しかし本作品「アメリ」では、その恐怖はない。
美しい映像で語られる、可愛いお話。そう、この映画は「話」ではなく「お話」という面持ちの作品に仕上がっている。
アメリ。彼女は、空想し、人にちょっとしたイタズラを仕掛けて、幸せにや、ちょっとした不幸を訪れさせていた。
そんな彼女が、気づかぬうちに目を背け、苦手としていたのが現実との対話。
ある時見つけたスピード写真の切れ端を集めたアルバムが、彼女に現実との対話をせまる。

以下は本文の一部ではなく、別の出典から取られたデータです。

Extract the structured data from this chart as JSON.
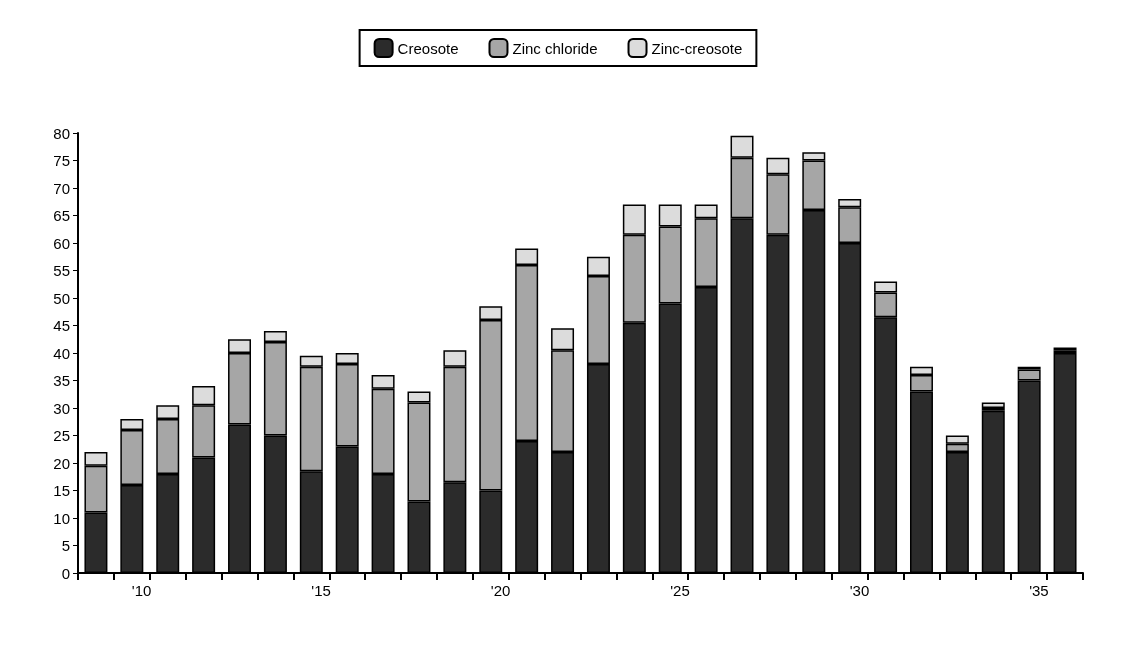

こう書くと「また自分探しか?」と思われるかも知れないが、実際にはそれが一つの柱になっているだけで、どちらかと言うと恋愛映画の要素の方が強いし、見ていても悩む、というよりもおかしくてクスクス笑えるといった風情の仕上がりになっている。
抜群なのは、ジュネの演出力。
相変わらず、ちょっと上から、人の顔に極端に寄る画は多様されているが、似ているのは構図だけでもっと明るい。
まさかこういう映像を作らせても上手いとは思わなかった。運河でアメリが水切りをするシーンなど、これまでのジュネからは想像もつかぬかわいらしさがにじみ出ている。
欠点としては、最期の流れ。カフェで主人公が想い人に対して勘違いをする下りの描写。あれはちょっと邪魔じゃないか?やるならもうちょっと早めに複線を張らないと今一つ面白くない。
それに明白な勘違いだと観客に分からせるためには、もう一本別の複線が必要だった様に思う。